Swift NSPredicate 在复合语句时抛出 EXC_BAD_ACCESS(Code=1, address=0x1)
Swift NSPredicate throwing EXC_BAD_ACCESS(Code=1, address=0x1) when compounding statements
我正在尝试在 Swift 中使用 NSPredicate 来查询核心数据,但在尝试 运行 时会抛出 EXC_BAD_ACCESS(Code=1, address=0x1) 错误,我做错了什么?
这是发生错误的文件
class LevelsScreenModel : UIViewController {
func getWord(level: Int, section: Int) -> String
{
let fetchRequest = NSFetchRequest(entityName: "Words")
//This is the line where the error happens
fetchRequest.predicate = NSPredicate(format: "level = %@", level)
fetchRequest.predicate = NSPredicate(format: "section = %@", section)
let word = AppDelegate().managedObjectContext!.executeFetchRequest(fetchRequest, error: nil) as [Words]
if(word.count > 1)
{
for words in word
{
println(words.word)
return words.word
}
}
return "ERROR"
}
}
谓词格式字符串中的 %@ 占位符用于 Objective-C
对象,所以你必须将整数包装成 NSNumber:
fetchRequest.predicate = NSPredicate(format: "level = %@", NSNumber(integer: level))
或使用 ld 来格式化一个(长)整数:
fetchRequest.predicate = NSPredicate(format: "level = %ld", level)
另请注意
fetchRequest.predicate = NSPredicate(format: ...)
fetchRequest.predicate = NSPredicate(format: ...)
不创建复合谓词,简单的秒赋值
覆盖第一个。您可以使用 NSCompoundPredicate:
let p1 = NSPredicate(format: "level = %ld", level)!
let p2 = NSPredicate(format: "section = %ld", section)!
fetchRequest.predicate = NSCompoundPredicate.andPredicateWithSubpredicates([p1, p2])
或者简单地将谓词与 "AND":
结合起来
fetchRequest.predicate = NSPredicate(format: "level = %ld AND section = %ld", level, section)
您可以使用 PredicatePal 框架,而不是忙于格式转换和 AND 子谓词:
fetchRequest.predicate = *(Key("level") == level && Key("section") == section)
请注意,您需要使用 == 而不是 = 进行相等比较。
我正在尝试在 Swift 中使用 NSPredicate 来查询核心数据,但在尝试 运行 时会抛出 EXC_BAD_ACCESS(Code=1, address=0x1) 错误,我做错了什么?
这是发生错误的文件
class LevelsScreenModel : UIViewController {
func getWord(level: Int, section: Int) -> String
{
let fetchRequest = NSFetchRequest(entityName: "Words")
//This is the line where the error happens
fetchRequest.predicate = NSPredicate(format: "level = %@", level)
fetchRequest.predicate = NSPredicate(format: "section = %@", section)
let word = AppDelegate().managedObjectContext!.executeFetchRequest(fetchRequest, error: nil) as [Words]
if(word.count > 1)
{
for words in word
{
println(words.word)
return words.word
}
}
return "ERROR"
}
}
谓词格式字符串中的 %@ 占位符用于 Objective-C
对象,所以你必须将整数包装成 NSNumber:
fetchRequest.predicate = NSPredicate(format: "level = %@", NSNumber(integer: level))
或使用 ld 来格式化一个(长)整数:
fetchRequest.predicate = NSPredicate(format: "level = %ld", level)
另请注意
fetchRequest.predicate = NSPredicate(format: ...)
fetchRequest.predicate = NSPredicate(format: ...)
不创建复合谓词,简单的秒赋值
覆盖第一个。

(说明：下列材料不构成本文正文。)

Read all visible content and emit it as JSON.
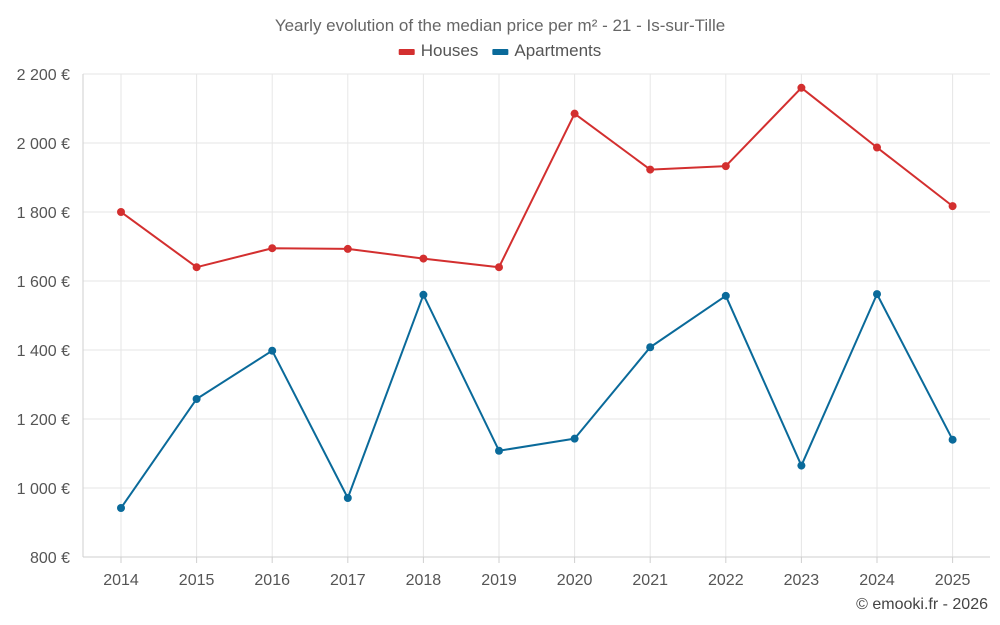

您可以使用 NSCompoundPredicate:
let p1 = NSPredicate(format: "level = %ld", level)!
let p2 = NSPredicate(format: "section = %ld", section)!
fetchRequest.predicate = NSCompoundPredicate.andPredicateWithSubpredicates([p1, p2])
或者简单地将谓词与 "AND":
结合起来fetchRequest.predicate = NSPredicate(format: "level = %ld AND section = %ld", level, section)
您可以使用 PredicatePal 框架,而不是忙于格式转换和 AND 子谓词:
fetchRequest.predicate = *(Key("level") == level && Key("section") == section)
请注意,您需要使用 == 而不是 = 进行相等比较。